Burshtein, who lives in Israel and does not have a residence permit in Lithuania, was about to board a flight leaving the country when an official began questioning him about his travel, Davidonis explained.
Israel and Lithuania maintain visa waiver programs, allowing citizens of countries within the program to visit for up to 90 days without a visa. Lithuania is also a member of the Schengen Area, a European free travel zone, and it was the rabbi’s frequent trips within this zone that prompted an extended questioning, Davidonis said.
Last Thursday, Burshtein wrote on Facebook that an official told him that if he boarded his flight, he would no longer be allowed to enter Lithuania.
“The only reason for this attempt to deport me that I can discern is the rabbinic opposition, and that of many of the Jews in the country, to the destruction of the old Jewish cemetery in Vilnius for the construction of a congress and convention center complex,” the rabbi theorized, according to a translation on the Defending History Lithuanian Jewish website.
Burshtein and other rabbis, including ultra-Orthodox leaders such as Shmuel Auerbach, Meir Soloveitchik, Israel Isaac Kalmanovitz and Tzvi Rotberg, believe that the construction would lead to the desecration of graves.

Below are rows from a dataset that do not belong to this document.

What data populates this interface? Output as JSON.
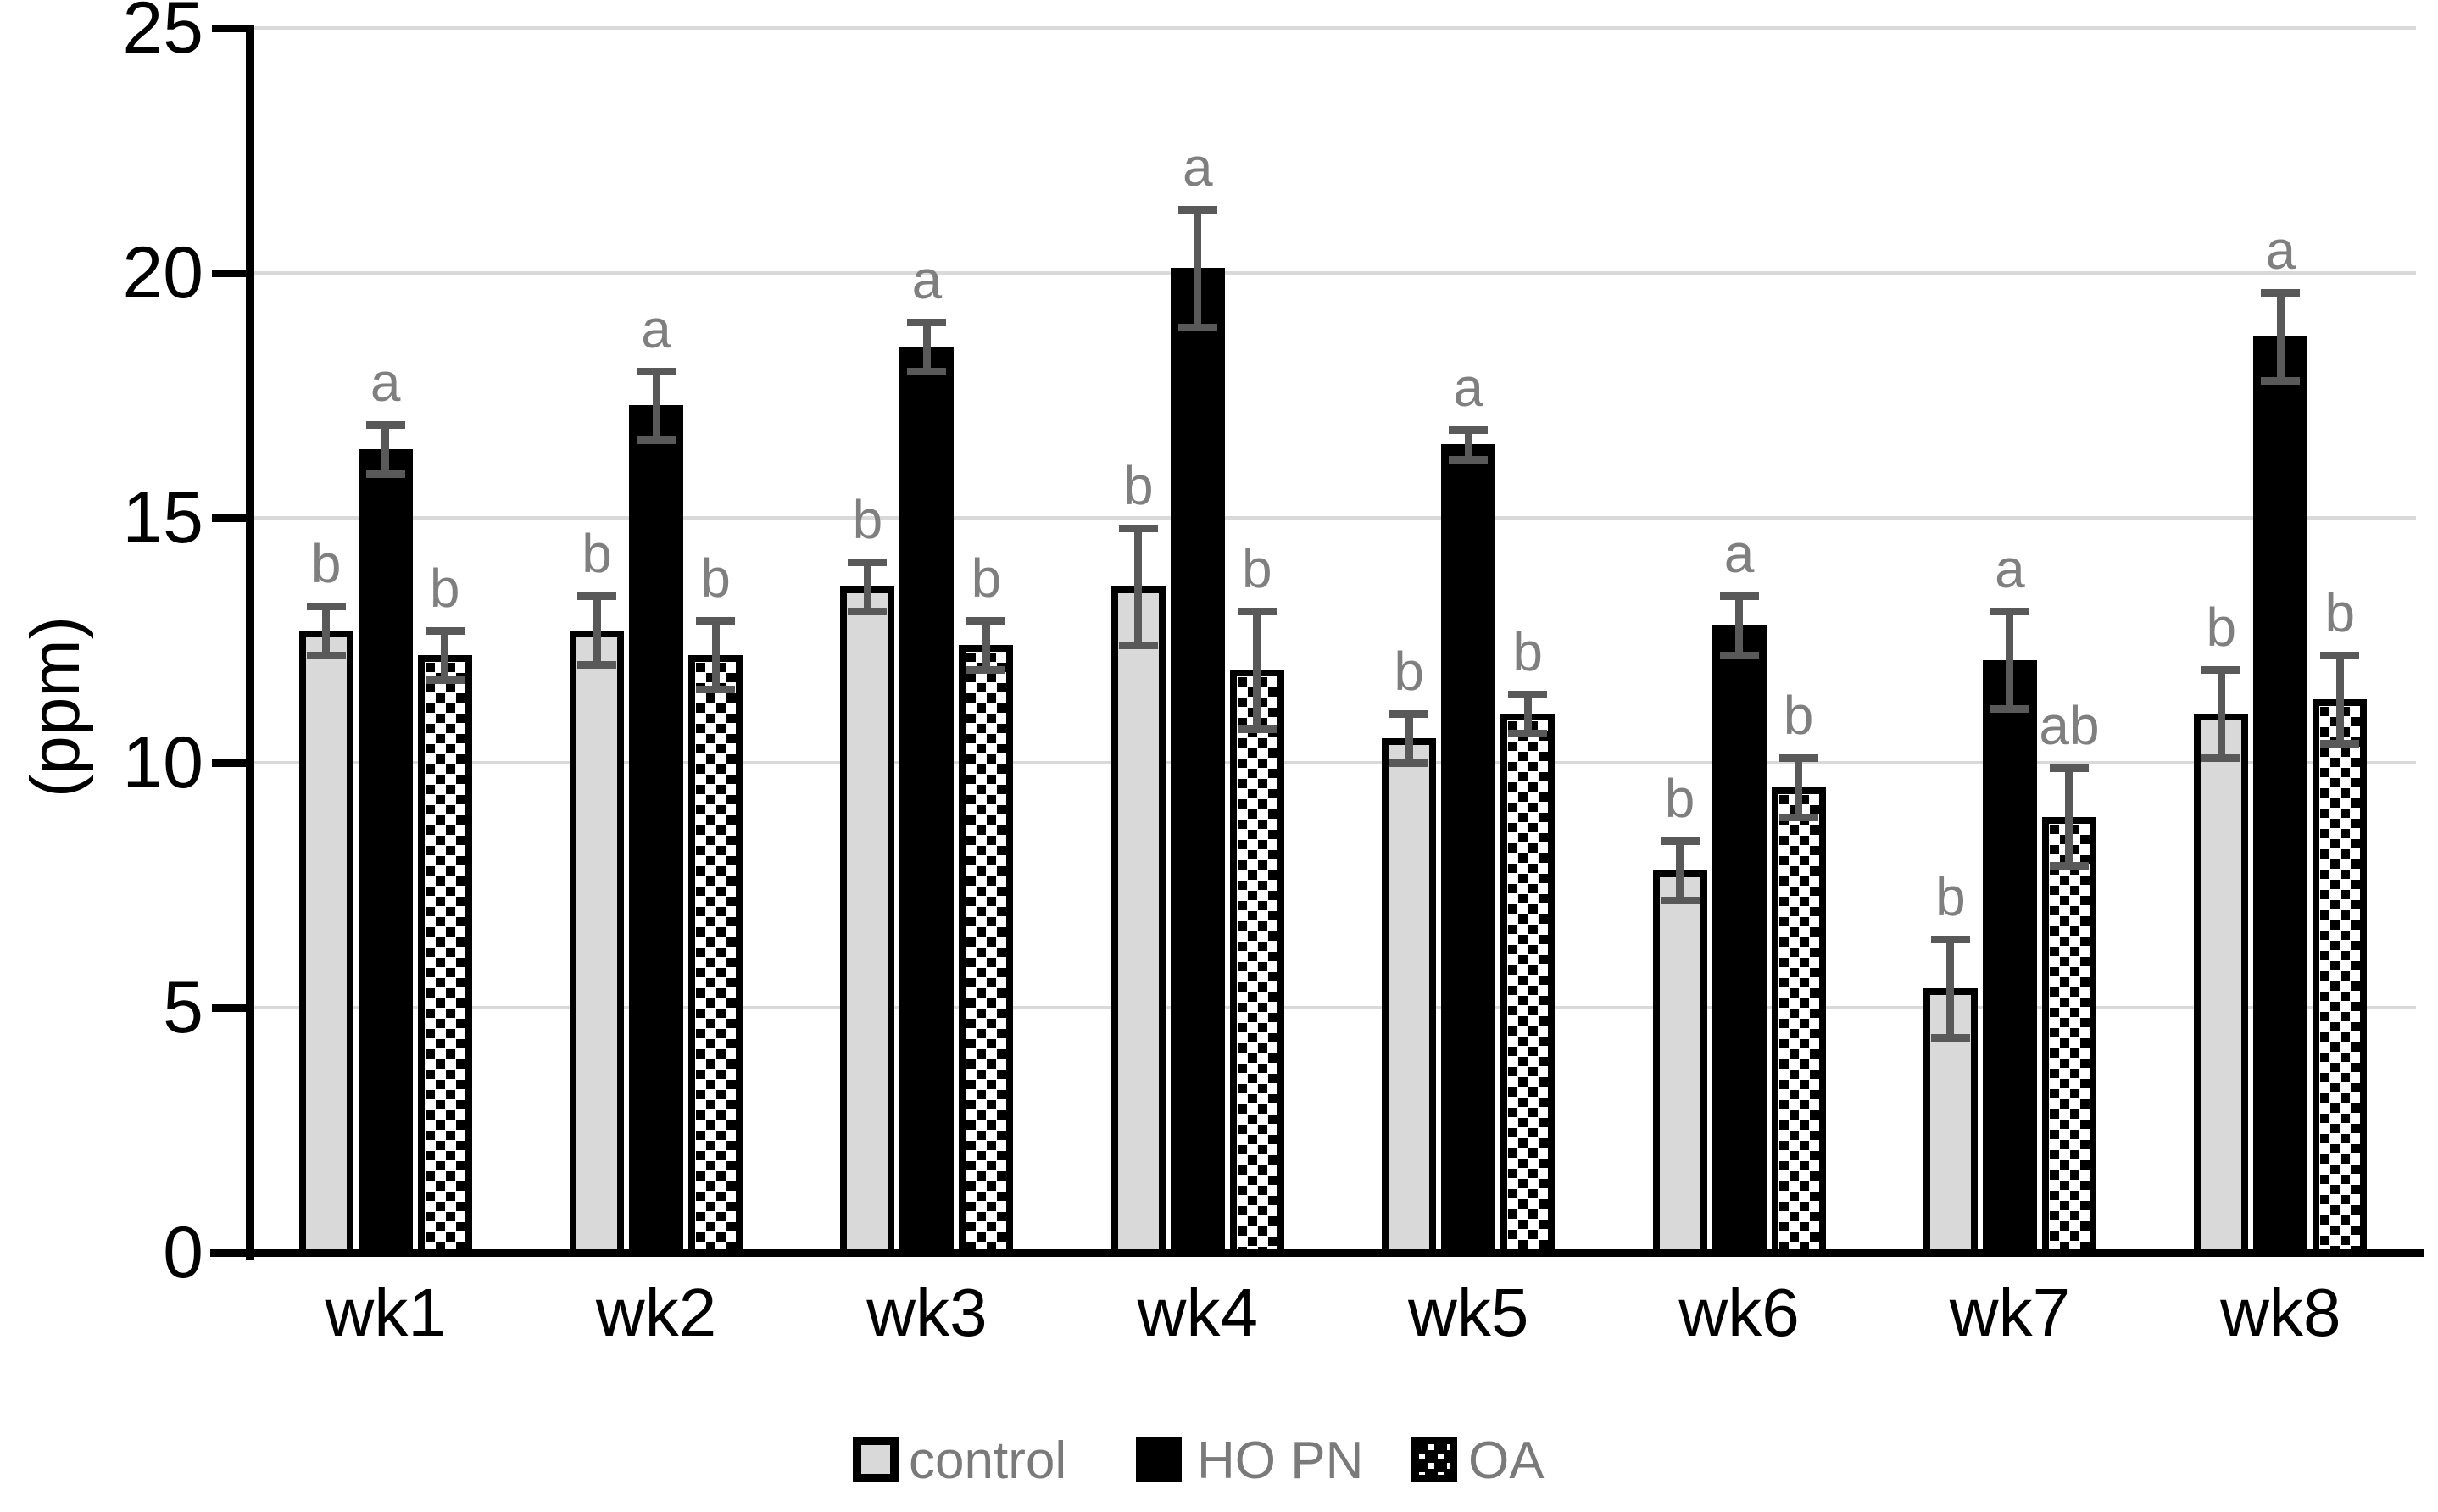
{
  "page": {
    "background": "#ffffff"
  },
  "chart_data": {
    "type": "bar",
    "title": "",
    "xlabel": "",
    "ylabel": "(ppm)",
    "ylim": [
      0,
      25
    ],
    "yticks": [
      "0",
      "5",
      "10",
      "15",
      "20",
      "25"
    ],
    "ytick_values": [
      0,
      5,
      10,
      15,
      20,
      25
    ],
    "grid": true,
    "legend_position": "bottom",
    "categories": [
      "wk1",
      "wk2",
      "wk3",
      "wk4",
      "wk5",
      "wk6",
      "wk7",
      "wk8"
    ],
    "series": [
      {
        "name": "control",
        "style": "control",
        "values": [
          12.7,
          12.7,
          13.6,
          13.6,
          10.5,
          7.8,
          5.4,
          11.0
        ],
        "errors": [
          0.5,
          0.7,
          0.5,
          1.2,
          0.5,
          0.6,
          1.0,
          0.9
        ],
        "letters": [
          "b",
          "b",
          "b",
          "b",
          "b",
          "b",
          "b",
          "b"
        ]
      },
      {
        "name": "HO PN",
        "style": "hopn",
        "values": [
          16.4,
          17.3,
          18.5,
          20.1,
          16.5,
          12.8,
          12.1,
          18.7
        ],
        "errors": [
          0.5,
          0.7,
          0.5,
          1.2,
          0.3,
          0.6,
          1.0,
          0.9
        ],
        "letters": [
          "a",
          "a",
          "a",
          "a",
          "a",
          "a",
          "a",
          "a"
        ]
      },
      {
        "name": "OA",
        "style": "oa",
        "values": [
          12.2,
          12.2,
          12.4,
          11.9,
          11.0,
          9.5,
          8.9,
          11.3
        ],
        "errors": [
          0.5,
          0.7,
          0.5,
          1.2,
          0.4,
          0.6,
          1.0,
          0.9
        ],
        "letters": [
          "b",
          "b",
          "b",
          "b",
          "b",
          "b",
          "ab",
          "b"
        ]
      }
    ],
    "legend": [
      "control",
      "HO PN",
      "OA"
    ],
    "colors": {
      "control_fill": "#d9d9d9",
      "hopn_fill": "#000000",
      "oa_pattern": "black-squares-on-white",
      "bar_border": "#000000",
      "error_bar": "#595959",
      "sig_letter": "#7f7f7f",
      "legend_text": "#7a7a7a",
      "gridline": "#d9d9d9",
      "axis": "#000000",
      "tick_label": "#000000"
    }
  }
}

Other rabbis, affiliated with the Committee for the Preservation of Jewish Cemeteries in Europe, however, have endorsed the plan.
Asked about the rabbi’s accusation, Faina Kukliansky, the head of the local Jewish community, said that she does not believe that the government would take such steps.
“Such things do not happen in Lithuania,” she told the Post, adding that while she had no specific information and did not wish to comment further, she believed it all to be “nonsense.”
“The passport control officer mentioned the word deportation several times so I take it as what it means,” Burshtein told the Post on Sunday.